Stroke symptoms appear quickly after a stroke begins. Numbness (especially on one side of the body), difficulty speaking or understanding others, dizziness, and impaired vision could all mean that a stroke has occurred.

Types of strokes

Strokes are classified as either ischemic or hemorrhagic. Ischemic strokes make up the majority of cases and are caused by an artery blockage. Hemorrhagic strokes are caused by blood vessels bursting or leaking in the brain. In both cases, the lack of oxygen causes brain cells to die within minutes.

There’s another medical emergency called a transient ischemic attack (TIA), which is commonly referred to as a “ministroke.” A TIA is caused by a temporary lack of blood flow to the brain. The symptoms mirror those of a regular stroke, but they usually disappear within a few hours at most. TIAs do not cause permanent damage, but they should serve as a warning. Ministrokes are very often a precursor to a full-blown stroke: 15 percent of all strokes are preceded by a TIA. And a third of people who experience a ministroke have a regular stroke within a year.

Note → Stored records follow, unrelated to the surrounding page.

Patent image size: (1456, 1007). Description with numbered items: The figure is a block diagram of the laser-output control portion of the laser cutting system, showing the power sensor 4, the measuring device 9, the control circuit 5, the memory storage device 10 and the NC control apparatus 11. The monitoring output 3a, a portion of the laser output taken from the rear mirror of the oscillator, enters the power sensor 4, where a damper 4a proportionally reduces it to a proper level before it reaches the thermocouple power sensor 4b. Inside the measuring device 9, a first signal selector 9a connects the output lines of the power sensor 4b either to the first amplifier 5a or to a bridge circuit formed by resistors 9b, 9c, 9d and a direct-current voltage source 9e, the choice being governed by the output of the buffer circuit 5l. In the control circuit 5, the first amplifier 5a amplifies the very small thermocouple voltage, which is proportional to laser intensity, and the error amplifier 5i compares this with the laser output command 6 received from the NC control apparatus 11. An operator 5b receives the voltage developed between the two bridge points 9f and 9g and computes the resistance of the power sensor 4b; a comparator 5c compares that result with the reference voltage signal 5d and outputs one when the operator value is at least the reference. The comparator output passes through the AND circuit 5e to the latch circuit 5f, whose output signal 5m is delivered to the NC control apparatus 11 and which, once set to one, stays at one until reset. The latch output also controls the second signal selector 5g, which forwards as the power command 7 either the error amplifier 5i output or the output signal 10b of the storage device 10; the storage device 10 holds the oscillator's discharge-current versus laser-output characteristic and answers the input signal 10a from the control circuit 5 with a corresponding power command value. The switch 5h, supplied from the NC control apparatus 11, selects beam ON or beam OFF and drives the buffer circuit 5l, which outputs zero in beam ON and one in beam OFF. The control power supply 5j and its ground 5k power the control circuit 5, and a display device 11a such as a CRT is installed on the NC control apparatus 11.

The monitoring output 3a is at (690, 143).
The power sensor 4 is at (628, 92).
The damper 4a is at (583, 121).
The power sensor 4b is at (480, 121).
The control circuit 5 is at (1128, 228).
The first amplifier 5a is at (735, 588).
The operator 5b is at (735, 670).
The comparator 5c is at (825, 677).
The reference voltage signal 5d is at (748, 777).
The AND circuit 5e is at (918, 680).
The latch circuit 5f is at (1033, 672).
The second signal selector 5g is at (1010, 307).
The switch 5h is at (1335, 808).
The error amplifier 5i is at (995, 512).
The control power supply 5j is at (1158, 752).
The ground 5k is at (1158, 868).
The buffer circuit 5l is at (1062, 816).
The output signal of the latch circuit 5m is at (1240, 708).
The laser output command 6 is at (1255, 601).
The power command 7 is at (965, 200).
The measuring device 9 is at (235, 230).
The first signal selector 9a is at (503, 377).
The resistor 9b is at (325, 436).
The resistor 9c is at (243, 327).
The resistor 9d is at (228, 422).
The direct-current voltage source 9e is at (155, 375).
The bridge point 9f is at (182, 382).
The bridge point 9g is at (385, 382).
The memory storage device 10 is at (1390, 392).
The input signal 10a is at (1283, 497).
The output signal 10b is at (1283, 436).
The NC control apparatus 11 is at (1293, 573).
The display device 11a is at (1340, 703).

Can you tell the difference between a stroke and ministroke?

Unfortunately, you can’t tell the difference until it’s too late. Because the symptoms of a ministroke and a regular stroke are identical, it’s essential to get medical attention immediately. The more quickly a person having a stroke gets help, the better the outcome is likely to be. A medical professional will need to confirm if a stroke has occurred, and in the case of a ministroke, that is has been resolved.

Risk factors

While anyone can suffer a stroke, high blood pressure is the primary risk factor. Family history of strokes, diabetes, irregular heartbeat, high cholesterol, and unhealthy habits — such as like smoking or drinking alcohol — can all contribute to an increased risk of both strokes and ministrokes.

If you have a ministroke, your doctor may prescribe a blood thinner or recommend changes in your lifestyle to reduce your future risk. Even if the symptoms themselves don’t require treatment, it's important for the underlying cause to be diagnosed and treated by a healthcare provider.

Everyone should know the warning signs of a stroke, both for themselves and those around them. If you or someone you know experience any stroke-like symptoms, don’t brush them off — even if they go away quickly! A ministroke today can be a major warning sign of something much more serious to come.